Under the plan, active-duty Marines are supposed to get two months of dwell time for every month deployed, while Reserve component Marines should get five months off for every month deployed, a recent Corpswide message says.

If Marines do not get this dwell time, they are awarded leave based on the following formula:

One day off per month for the first five months deployed.

Two days per month for months six through 10.

Four days off per month for months 11 and beyond.

Marines who serve seven-month deployments are entitled to 14 months of dwell time.

But, as an example, if a Marine deploys after only seven months of dwell time, he is entitled to at least nine days of leave.

For active-duty Marines, computation of time off is retroactive to Jan. 19, 2004, or the end date of their last deployment, whichever came first, the Corpswide message says.

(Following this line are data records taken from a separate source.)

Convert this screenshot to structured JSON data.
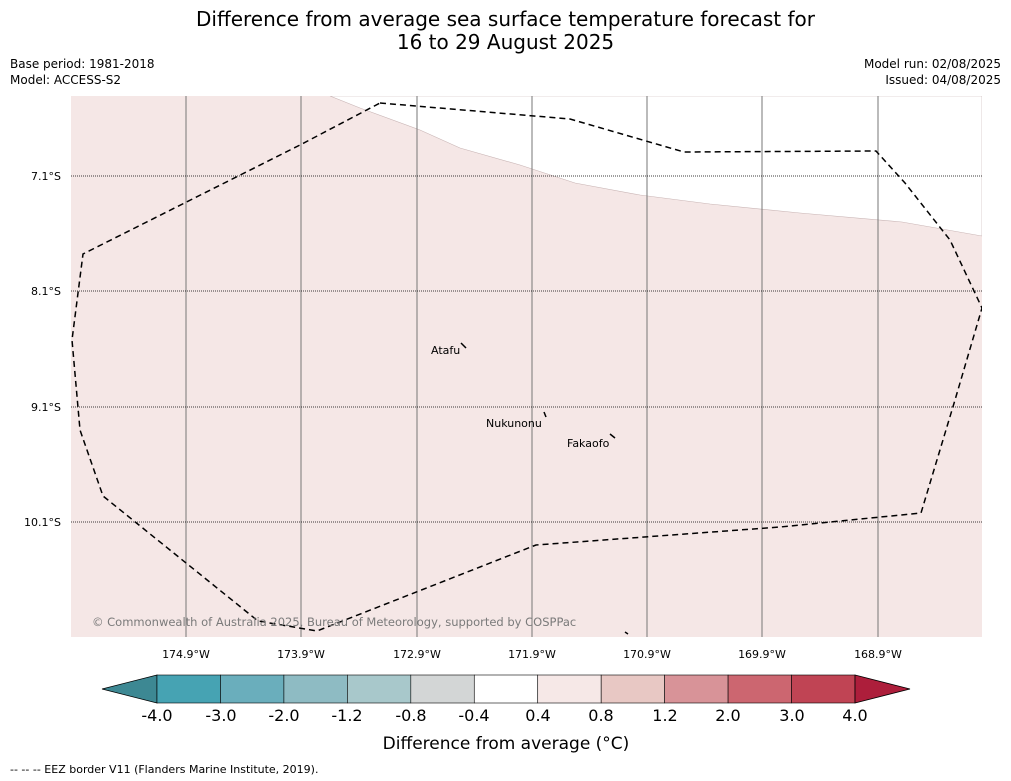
{
  "title": {
    "line1": "Difference from average sea surface temperature forecast for",
    "line2": "16 to 29 August 2025"
  },
  "meta": {
    "base_period": "Base period: 1981-2018",
    "model": "Model: ACCESS-S2",
    "model_run": "Model run: 02/08/2025",
    "issued": "Issued: 04/08/2025"
  },
  "map": {
    "lat_labels": [
      "7.1°S",
      "8.1°S",
      "9.1°S",
      "10.1°S"
    ],
    "lon_labels": [
      "174.9°W",
      "173.9°W",
      "172.9°W",
      "171.9°W",
      "170.9°W",
      "169.9°W",
      "168.9°W"
    ],
    "places": [
      "Atafu",
      "Nukunonu",
      "Fakaofo"
    ],
    "copyright": "© Commonwealth of Australia 2025, Bureau of Meteorology, supported by COSPPac",
    "fill_color": "#f5e7e6",
    "anomaly_category": "0.4 to 0.8"
  },
  "colorbar": {
    "ticks": [
      "-4.0",
      "-3.0",
      "-2.0",
      "-1.2",
      "-0.8",
      "-0.4",
      "0.4",
      "0.8",
      "1.2",
      "2.0",
      "3.0",
      "4.0"
    ],
    "colors": [
      "#3d8893",
      "#46a3b3",
      "#6aaebc",
      "#8ebbc3",
      "#a8c8cb",
      "#d3d6d6",
      "#ffffff",
      "#f6e8e7",
      "#e8c8c4",
      "#d89398",
      "#cc6670",
      "#c04454",
      "#ad1e3b"
    ],
    "label": "Difference from average (°C)"
  },
  "footer": {
    "legend": "--  --  -- EEZ border V11 (Flanders Marine Institute, 2019)."
  }
}
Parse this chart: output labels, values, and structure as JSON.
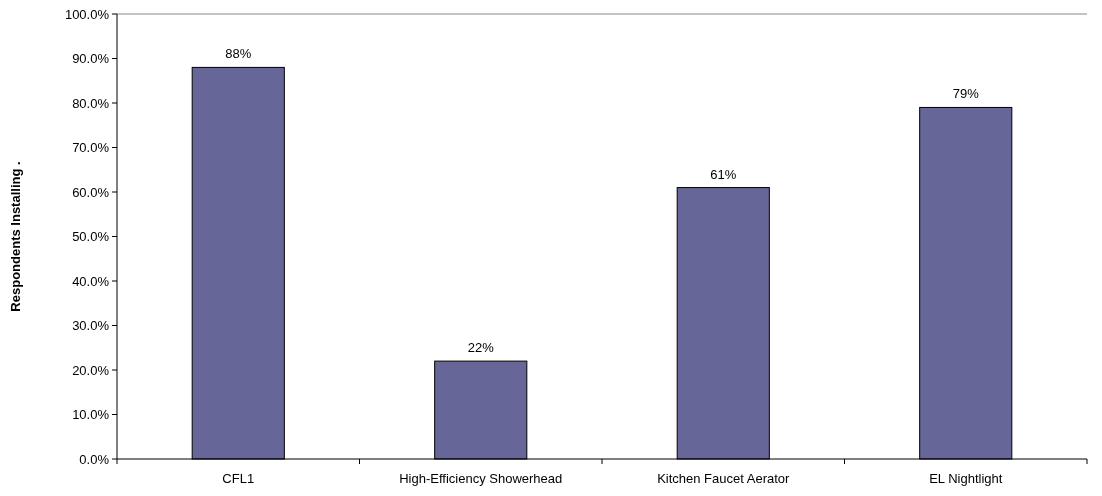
{
  "chart_data": {
    "type": "bar",
    "ylabel": "Respondents Installing .",
    "categories": [
      "CFL1",
      "High-Efficiency Showerhead",
      "Kitchen Faucet Aerator",
      "EL Nightlight"
    ],
    "values": [
      88,
      22,
      61,
      79
    ],
    "color": "#666699",
    "value_labels": [
      "88%",
      "22%",
      "61%",
      "79%"
    ],
    "ylim": [
      0,
      100
    ],
    "yticks": [
      {
        "value": 0,
        "label": "0.0%"
      },
      {
        "value": 10,
        "label": "10.0%"
      },
      {
        "value": 20,
        "label": "20.0%"
      },
      {
        "value": 30,
        "label": "30.0%"
      },
      {
        "value": 40,
        "label": "40.0%"
      },
      {
        "value": 50,
        "label": "50.0%"
      },
      {
        "value": 60,
        "label": "60.0%"
      },
      {
        "value": 70,
        "label": "70.0%"
      },
      {
        "value": 80,
        "label": "80.0%"
      },
      {
        "value": 90,
        "label": "90.0%"
      },
      {
        "value": 100,
        "label": "100.0%"
      }
    ],
    "grid": false
  }
}
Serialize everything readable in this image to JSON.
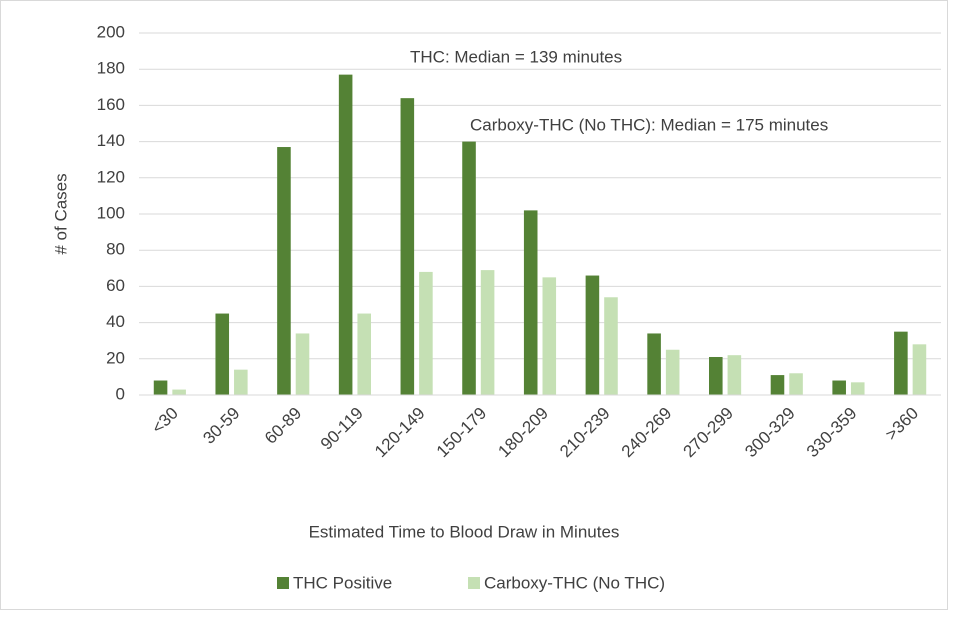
{
  "chart_data": {
    "type": "bar",
    "x_label": "Estimated Time to Blood Draw in Minutes",
    "y_label": "# of Cases",
    "categories": [
      "<30",
      "30-59",
      "60-89",
      "90-119",
      "120-149",
      "150-179",
      "180-209",
      "210-239",
      "240-269",
      "270-299",
      "300-329",
      "330-359",
      ">360"
    ],
    "series": [
      {
        "name": "THC Positive",
        "color": "#548235",
        "values": [
          8,
          45,
          137,
          177,
          164,
          140,
          102,
          66,
          34,
          21,
          11,
          8,
          35
        ]
      },
      {
        "name": "Carboxy-THC (No THC)",
        "color": "#c5e0b4",
        "values": [
          3,
          14,
          34,
          45,
          68,
          69,
          65,
          54,
          25,
          22,
          12,
          7,
          28
        ]
      }
    ],
    "annotations": [
      "THC: Median = 139 minutes",
      "Carboxy-THC (No THC): Median = 175 minutes"
    ],
    "ylim": [
      0,
      200
    ],
    "yticks": [
      0,
      20,
      40,
      60,
      80,
      100,
      120,
      140,
      160,
      180,
      200
    ],
    "grid": true,
    "legend": "bottom"
  }
}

The Marine Corps is the first branch of the services to announce its plan to implement the Defense Department’s policy on giving time off to troops who have to break dwell time to deploy, Defense Department spokesman Lt. Col. Jonathan Withington said.

The other services are finalizing their plans, Withington said.

In April, Defense officials announced that troops who do not get their full dwell time would be given extra leave, not money.

The Defense Department had looked into the idea of giving troops money if they had to break dwell to deploy, but ultimately decided against it, Michael L. Dominguez, principal deputy undersecretary of defense for personnel and readiness, said at an April 18 news conference.

“We weren’t trying to find some metaphysical balance between the service you are rendering and a bucket full of gold,” Dominguez said.

Under the baseline for leave established by the Defense Department, active-duty troops are awarded leave based on a 36-month window. Troops are awarded one day off for every month deployed beyond 12 months. After 18 months, they get two days off per month. After 24 months, they get four days off per month deployed.

Each service was then tasked with developing “comparable or greater benefits” established by the Defense Department, according to an April 18 memo from Dr. David Chu, undersecretary of Defense for personnel and readiness.